Image formation by Convex lenses
For convex lenses, when the object is at infinity, the image is formed at the focus, is point-sized, and is real and inverted. When the object is beyond C1, the image is between F2 and C2, is diminished, and is real and inverted. When the object is at C1, the image is at C2, is the same size, and is real and inverted. When the object is between C1 and F1, the image is beyond C2, is enlarged, and is real and inverted. When the object is at F1, the image is at infinity, and is highly enlarged. When the object is between F1 and O, the image is on the same side as the object, is enlarged, and is virtual and erect.
Image formation by Concave lenses
For concave lenses, when the object is at infinity, the image is at F1, is point-sized, and is virtual. When the object is anywhere between the optical centre and infinity, the image is between F1 and O, and is virtual, erect, and diminished.

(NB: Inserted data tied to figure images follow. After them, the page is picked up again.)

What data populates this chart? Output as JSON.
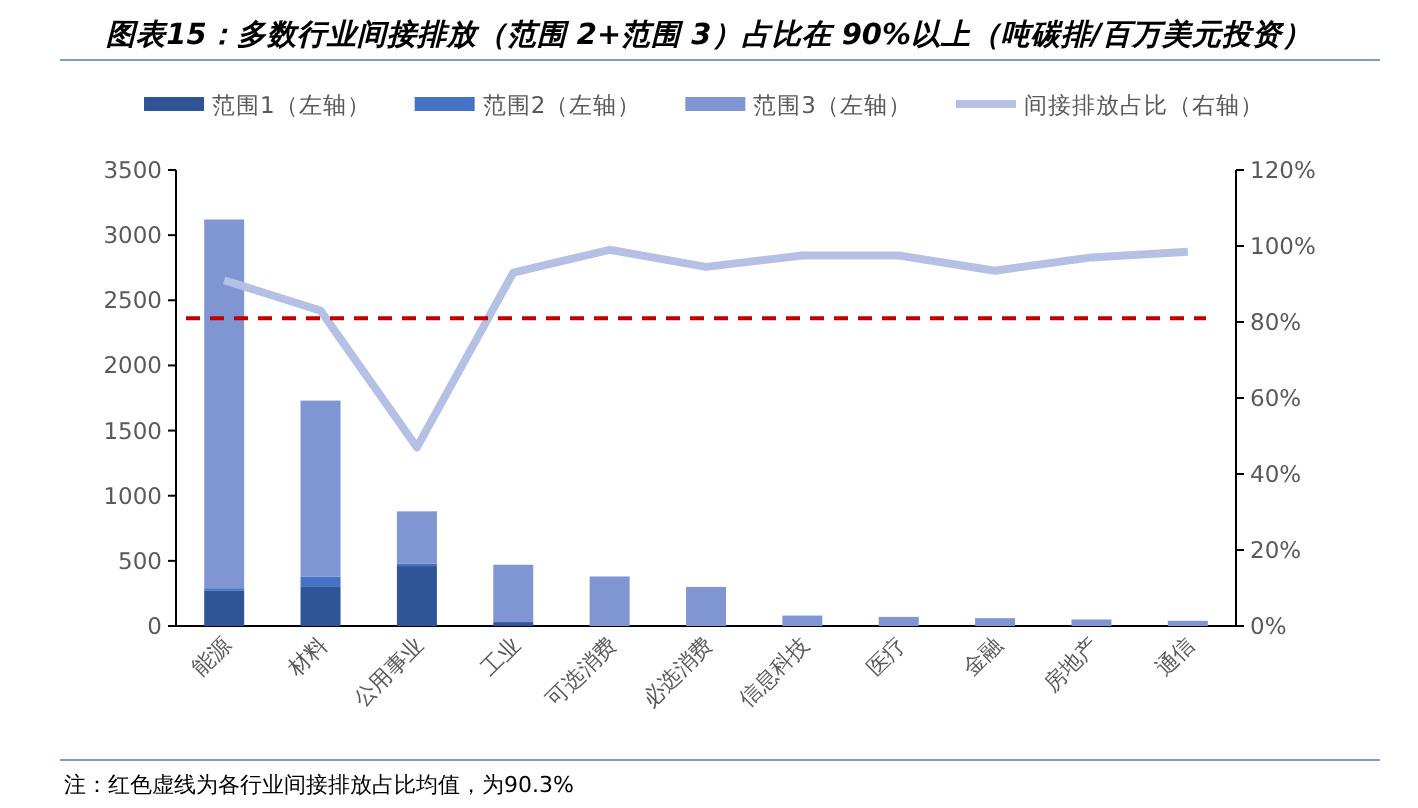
{
  "chart_data": {
    "type": "bar",
    "stacked": true,
    "title": "图表15：多数行业间接排放（范围 2+范围 3）占比在 90%以上（吨碳排/百万美元投资）",
    "categories": [
      "能源",
      "材料",
      "公用事业",
      "工业",
      "可选消费",
      "必选消费",
      "信息科技",
      "医疗",
      "金融",
      "房地产",
      "通信"
    ],
    "series": [
      {
        "name": "范围1（左轴）",
        "color": "#2f5597",
        "values": [
          270,
          300,
          460,
          30,
          null,
          null,
          null,
          null,
          null,
          null,
          null
        ]
      },
      {
        "name": "范围2（左轴）",
        "color": "#4472c4",
        "values": [
          20,
          80,
          20,
          null,
          null,
          null,
          null,
          null,
          null,
          null,
          null
        ]
      },
      {
        "name": "范围3（左轴）",
        "color": "#7f96d2",
        "values": [
          2830,
          1350,
          400,
          440,
          380,
          300,
          80,
          70,
          60,
          50,
          40
        ]
      },
      {
        "name": "间接排放占比（右轴）",
        "type": "line",
        "axis": "y2",
        "color": "#b4c1e4",
        "values": [
          91,
          83,
          47,
          93,
          99,
          94.5,
          97.5,
          97.5,
          93.5,
          97,
          98.5
        ]
      }
    ],
    "ylim": [
      0,
      3500
    ],
    "yticks": [
      0,
      500,
      1000,
      1500,
      2000,
      2500,
      3000,
      3500
    ],
    "y2lim": [
      0,
      120
    ],
    "y2ticks": [
      {
        "value": 0,
        "label": "0%"
      },
      {
        "value": 20,
        "label": "20%"
      },
      {
        "value": 40,
        "label": "40%"
      },
      {
        "value": 60,
        "label": "60%"
      },
      {
        "value": 80,
        "label": "80%"
      },
      {
        "value": 100,
        "label": "100%"
      },
      {
        "value": 120,
        "label": "120%"
      }
    ],
    "ref_lines": [
      {
        "axis": "y2",
        "value": 81,
        "color": "#c00000",
        "line_style": "dashed"
      }
    ],
    "legend": "top",
    "annotations": [
      "注：红色虚线为各行业间接排放占比均值，为90.3%"
    ]
  }
}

Lens Formula and Magnification
The lens formula is 1/f = 1/v - 1/u, where f is focal length, v is image distance, and u is object distance. Magnification (m) is the ratio of image height to object height, and is also equal to v/u. Sign conventions are similar to mirrors. For concave lenses, focal length is negative; for convex lenses, it is positive. Object distance is always negative. If magnification is positive, the image is virtual; if negative, the image is real.
Power of lens
Power of a lens is its ability to converge or diverge light rays. A lens with more converging ability has more power and less focal length. Power is the reciprocal of focal length (P = 1/f), measured in diopters (D). For concave lenses, power is negative; for convex lenses, power is positive. Focal length must be in meters when calculating power. When combining lenses, the effective power is the sum of the individual powers.